4 ancho chiles, stemmed, split and seeded
1 tablespoon olive oil
1 medium onion, chopped
2 garlic cloves, minced
1 jalapeno, seeded and minced
1 (14 1/2 oz) can tomatoes in juice, drained, juice reserved
1 tablespoon fresh lime juice
Salt to taste

Heat a large skillet over medium-high heat. Place the chiles skin side down in
the skillet and cook until they are a deeper shade and more pliable, about
2 minutes. Transfer to a medium bowl, add enough hot water to cover, and put a
saucer on top of the chiles to submerge them.
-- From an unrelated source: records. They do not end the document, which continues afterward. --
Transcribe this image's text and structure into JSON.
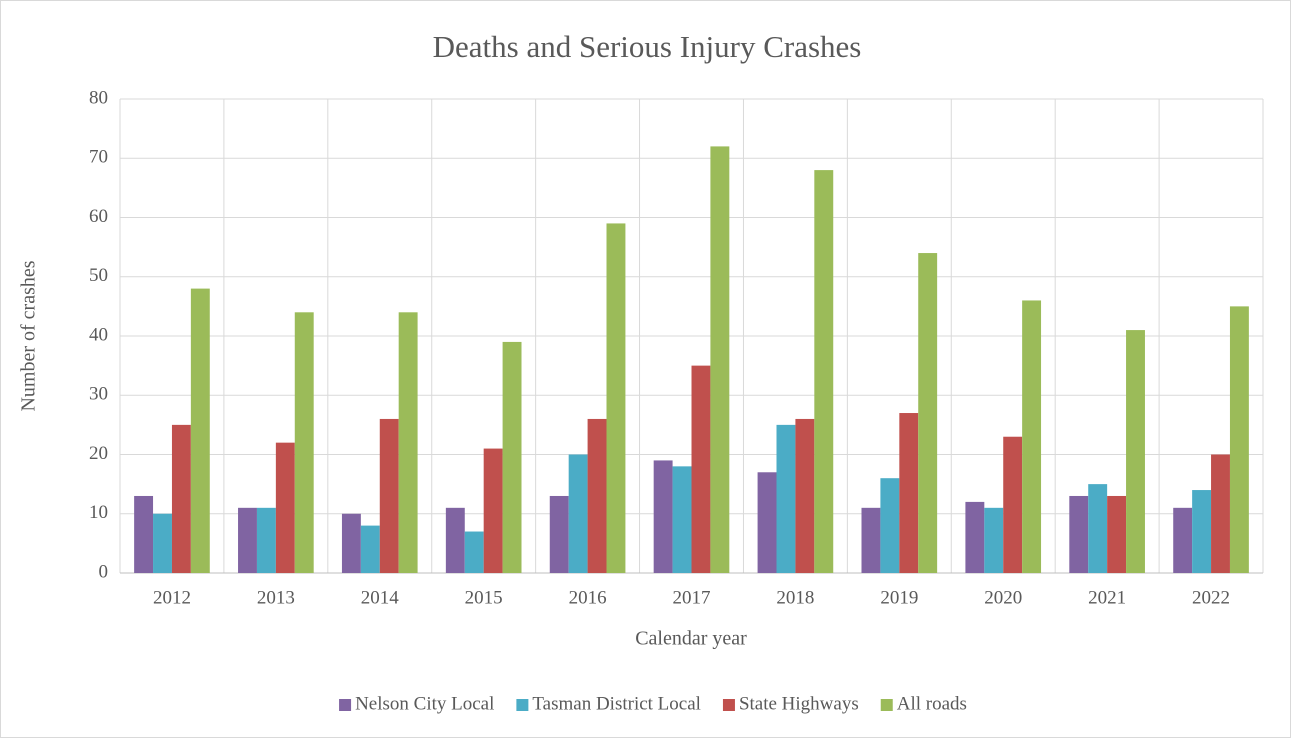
{
  "chart_data": {
    "type": "bar",
    "title": "Deaths and Serious Injury Crashes",
    "x_label": "Calendar year",
    "y_label": "Number of crashes",
    "categories": [
      "2012",
      "2013",
      "2014",
      "2015",
      "2016",
      "2017",
      "2018",
      "2019",
      "2020",
      "2021",
      "2022"
    ],
    "series": [
      {
        "name": "Nelson City Local",
        "color": "#8064a2",
        "values": [
          13,
          11,
          10,
          11,
          13,
          19,
          17,
          11,
          12,
          13,
          11
        ]
      },
      {
        "name": "Tasman District Local",
        "color": "#4bacc6",
        "values": [
          10,
          11,
          8,
          7,
          20,
          18,
          25,
          16,
          11,
          15,
          14
        ]
      },
      {
        "name": "State Highways",
        "color": "#c0504d",
        "values": [
          25,
          22,
          26,
          21,
          26,
          35,
          26,
          27,
          23,
          13,
          20
        ]
      },
      {
        "name": "All roads",
        "color": "#9bbb59",
        "values": [
          48,
          44,
          44,
          39,
          59,
          72,
          68,
          54,
          46,
          41,
          45
        ]
      }
    ],
    "ylim": [
      0,
      80
    ],
    "yticks": [
      0,
      10,
      20,
      30,
      40,
      50,
      60,
      70,
      80
    ],
    "grid": true,
    "legend": "bottom"
  }
}
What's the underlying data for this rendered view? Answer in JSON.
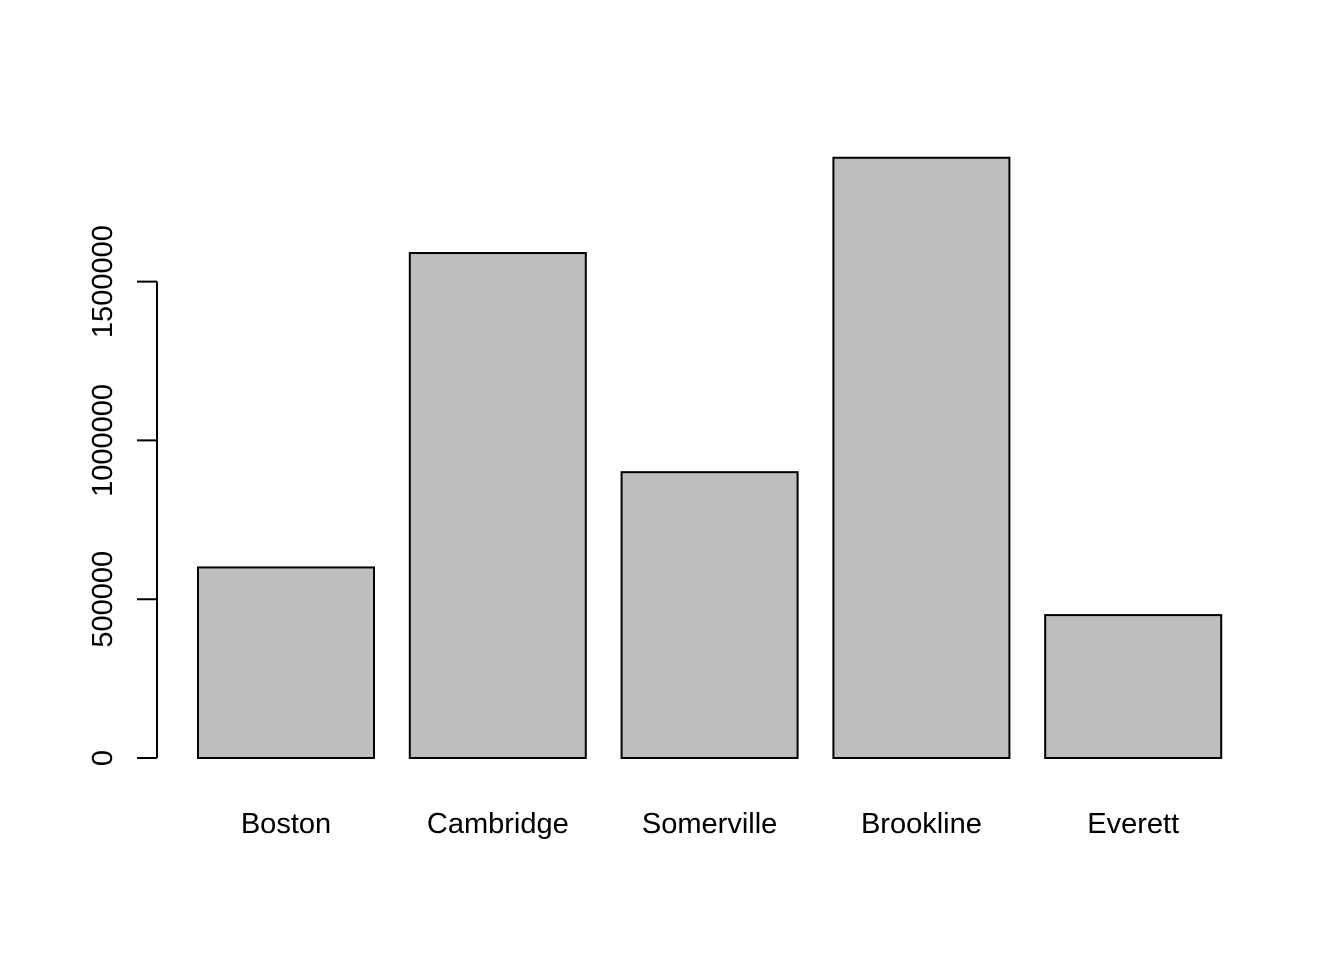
{
  "chart_data": {
    "type": "bar",
    "categories": [
      "Boston",
      "Cambridge",
      "Somerville",
      "Brookline",
      "Everett"
    ],
    "values": [
      600000,
      1590000,
      900000,
      1890000,
      450000
    ],
    "title": "",
    "xlabel": "",
    "ylabel": "",
    "ylim": [
      0,
      1890000
    ],
    "y_ticks": [
      0,
      500000,
      1000000,
      1500000
    ],
    "y_tick_labels": [
      "0",
      "500000",
      "1000000",
      "1500000"
    ],
    "grid": false,
    "legend": "none",
    "colors": {
      "bar_fill": "#bebebe",
      "bar_stroke": "#000000",
      "axis": "#000000",
      "background": "#ffffff"
    }
  }
}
Let stand until softened, about
20 minutes, then drain well.
Heat the oil in a medium skillet over medium heat. Add the onion, jalapeno and
garlic and cook, stirring often, until the onion softens, about 3 minutes.
Remove from the heat.
Combine the drained tomatoes and chiles in a blender. Puree, adding enough of
the reserved tomato juice to reach the desired thickness. Transfer to a medium
bowl, stir in the onion mixture, and season with salt. Let cool to room
temperature. (The dip can be prepared up to 2 days ahead, covered, and
refrigerated.) Transfer to a serving bowl and serve at room temperature.

Make-Ahead: The salsa can be prepared up to 2 days ahead.

Ancho chiles give this salsa its moderately high heat level and deep red
color. If you wish, add 1 cup fresh or frozen corn kernels or canned beans
to the salsa to provide extra substance.